# Really High Humidity



## Diablo (Sep 27, 2012)

Ok, so I changed Yoshi's substrate to eco earth after I realized I had way too much play sand in and not enough dirt. What I forgot to do was completely dry out his eco earth before putting it in. So I kept him in a 20gal for a little while while I let his enclosure heat up and dry out. It was taking too long so I made a dry bed for him in it and left the light on all night to dry it out some. It still is very humid in there and I was wondering if it will ever dry out or not. It's getting to the point where condensation is building up on the top, sides, and doors to the enclosure. I wipe it down everytime I go by it and see it building up. Good news is that the new humidity seemed to make Yoshi poop, and his tail is shedding off (he shed everything else and was having problems with the tail). So I'm guessing it wasn't humid enough with the sand, even though my gauge said it was constantly 70-80% in there. I think it is off by a lot.


My question is, is all that condensation bad for him or is it too humid in there for him to be in it?
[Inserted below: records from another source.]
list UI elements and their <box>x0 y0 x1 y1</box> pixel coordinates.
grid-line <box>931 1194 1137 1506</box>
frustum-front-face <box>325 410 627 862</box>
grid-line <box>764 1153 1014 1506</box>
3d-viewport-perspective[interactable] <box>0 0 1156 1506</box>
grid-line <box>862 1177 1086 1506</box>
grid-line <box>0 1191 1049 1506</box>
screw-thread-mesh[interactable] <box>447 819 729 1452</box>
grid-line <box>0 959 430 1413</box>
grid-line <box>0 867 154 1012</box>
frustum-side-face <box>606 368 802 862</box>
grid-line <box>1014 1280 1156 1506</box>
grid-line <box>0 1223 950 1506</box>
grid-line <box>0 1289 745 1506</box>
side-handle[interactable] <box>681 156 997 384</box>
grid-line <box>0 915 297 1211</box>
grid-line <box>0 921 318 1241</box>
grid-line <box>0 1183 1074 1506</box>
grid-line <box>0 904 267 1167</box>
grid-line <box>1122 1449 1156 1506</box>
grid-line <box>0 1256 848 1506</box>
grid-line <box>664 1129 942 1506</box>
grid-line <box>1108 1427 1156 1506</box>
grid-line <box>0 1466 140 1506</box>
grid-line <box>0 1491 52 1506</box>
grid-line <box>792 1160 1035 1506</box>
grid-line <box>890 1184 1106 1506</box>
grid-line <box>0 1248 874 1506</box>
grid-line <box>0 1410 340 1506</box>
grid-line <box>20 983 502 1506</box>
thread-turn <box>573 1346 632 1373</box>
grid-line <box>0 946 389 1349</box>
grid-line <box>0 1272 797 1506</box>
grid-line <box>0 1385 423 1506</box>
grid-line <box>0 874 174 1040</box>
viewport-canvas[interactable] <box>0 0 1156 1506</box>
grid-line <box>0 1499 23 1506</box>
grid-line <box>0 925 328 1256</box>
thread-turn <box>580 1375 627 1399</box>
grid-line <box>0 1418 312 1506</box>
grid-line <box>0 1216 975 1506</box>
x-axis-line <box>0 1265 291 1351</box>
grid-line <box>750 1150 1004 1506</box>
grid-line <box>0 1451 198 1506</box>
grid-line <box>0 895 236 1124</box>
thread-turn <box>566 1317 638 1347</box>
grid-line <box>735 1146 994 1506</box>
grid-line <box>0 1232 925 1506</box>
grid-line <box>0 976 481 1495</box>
He has a dry hide and place to sleep. Also will it eventually just dry out, should I leave his basking light on all night again?


----------



## frost (Sep 27, 2012)

you could take out the water bowl for a few hours that should clear it up a bit.and let in plenty of air.


----------



## james.w (Sep 27, 2012)

What type of enclosure are you using?


----------



## Skeetzy (Sep 27, 2012)

Rotate the soil too. Mine was doing the exact same thing. Spiking at 90% and building up a ton of condensation. I flipped the soil every other day, letting the moist stuff dry a little. After a week my humidity is perfect, and no more condensation.


----------



## Aardbark (Sep 27, 2012)

Is it possible for a cage to be to humid? I thought tegus loved high humidity.


----------



## james.w (Sep 28, 2012)

Constant high humidity can be just a bad as constant low humidity.


----------



## DavidRosi (Sep 28, 2012)

I'm pretty sure super high humidity can cause respiratory issues. Just make it right.


----------